Thanks for a very nice article Kevin. Glad to see that true editorial isn’t quite dead yet.
Bringing Bittware and Nallatech is a good move. They both have great respect for each other and they are more than 2x better together than apart. I just came back from the Supercomputer show in Dallas and there is a lot of FPGA activity. Many more people know what a FPGA is and there is a wave of users starting to under how to use them. There tool makers in the Startup Pavilion like LegUp the C/C++ to hardware tool. There were application vendors like Aclectic, that uses CPUs, GPUs, and FPGAs, to accelerate each part of their rendering application to it’s fullest.
Big companies with lots of cash are investing in the space and Intel/Altera guarantees that FPGAs will be supported in the HPC and Big Data spaces for ever.

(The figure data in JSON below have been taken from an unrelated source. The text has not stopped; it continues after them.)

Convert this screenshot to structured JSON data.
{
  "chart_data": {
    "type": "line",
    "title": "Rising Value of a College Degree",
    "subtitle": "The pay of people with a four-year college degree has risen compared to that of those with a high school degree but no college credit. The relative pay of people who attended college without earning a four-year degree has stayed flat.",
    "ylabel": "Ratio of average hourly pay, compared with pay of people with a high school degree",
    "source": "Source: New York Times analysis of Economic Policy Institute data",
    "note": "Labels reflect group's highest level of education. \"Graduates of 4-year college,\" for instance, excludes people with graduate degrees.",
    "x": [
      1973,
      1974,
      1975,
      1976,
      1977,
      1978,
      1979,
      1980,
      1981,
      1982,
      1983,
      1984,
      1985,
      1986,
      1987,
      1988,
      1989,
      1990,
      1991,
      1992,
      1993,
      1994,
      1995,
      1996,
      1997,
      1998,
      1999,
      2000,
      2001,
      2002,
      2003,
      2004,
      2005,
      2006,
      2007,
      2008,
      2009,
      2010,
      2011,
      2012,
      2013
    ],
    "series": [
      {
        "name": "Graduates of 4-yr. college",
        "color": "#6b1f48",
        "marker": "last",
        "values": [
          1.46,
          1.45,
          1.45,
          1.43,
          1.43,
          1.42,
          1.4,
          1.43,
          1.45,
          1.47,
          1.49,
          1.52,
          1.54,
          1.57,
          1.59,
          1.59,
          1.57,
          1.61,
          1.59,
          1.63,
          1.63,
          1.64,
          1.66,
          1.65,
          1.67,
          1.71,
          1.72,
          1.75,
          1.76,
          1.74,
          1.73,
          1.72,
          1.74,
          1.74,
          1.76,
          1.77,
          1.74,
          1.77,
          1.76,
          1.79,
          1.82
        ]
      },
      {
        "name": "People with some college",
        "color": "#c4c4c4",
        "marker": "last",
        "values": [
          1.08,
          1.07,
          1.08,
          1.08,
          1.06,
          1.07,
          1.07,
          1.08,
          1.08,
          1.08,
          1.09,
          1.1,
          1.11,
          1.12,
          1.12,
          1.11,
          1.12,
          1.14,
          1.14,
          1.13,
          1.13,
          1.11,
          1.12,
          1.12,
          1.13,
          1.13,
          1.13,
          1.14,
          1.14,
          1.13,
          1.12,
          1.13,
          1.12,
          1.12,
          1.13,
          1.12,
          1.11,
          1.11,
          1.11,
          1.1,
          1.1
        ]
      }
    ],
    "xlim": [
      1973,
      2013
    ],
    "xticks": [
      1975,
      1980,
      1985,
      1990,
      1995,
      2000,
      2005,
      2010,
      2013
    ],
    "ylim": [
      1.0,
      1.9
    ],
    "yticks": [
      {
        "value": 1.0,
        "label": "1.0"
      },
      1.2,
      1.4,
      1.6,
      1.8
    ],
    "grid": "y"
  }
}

Molex/Bittware/Nallatech were there, but so was Micron/Pico/Convey each touting hardware and applications.
FPGAs are now the third leg of computing and they are in high end computing to stay.
FPGA accelerators and GPUs performance is primarily due to heterogeneous computing.
First, there are no instruction fetches as opposed to a CPU where there are load and arithmetic instructions required for every new operand and a store instruction fetch and a store instruction to put the result back to memory.
Second, the data can be streamed/DMA from memory rather than accessing cache for each operand.
Third, the algorithm execution can be customized in the data flow design, i.e. pipe-lined.
Even if the compiler supported parallel execution(multi-threading), only one thread can execute at a time and there is overhead for synchronization, etc.
There is a major problem that the programmers developing algorithms are not equipped for the tedious and difficult tool chains that must be used to “program” an FPGA. In order to “program” an FPGA .
What really must be done is to design a new FPGA bit-stream and load it into the FPGA. This is the equivalent to designing a new chip with the same IO pins. Again, programmers generally don’t care what an IO pin is.
What is really needed is a design where the algorithm can be changed by loading a small control array that selects the appropriate operator for each stage of the pipe-line. Enough of this C to HDL because it is only the expression evaluation that is required for the data structure that is loaded. Operator precedence of the operators in the algorithm must be handled.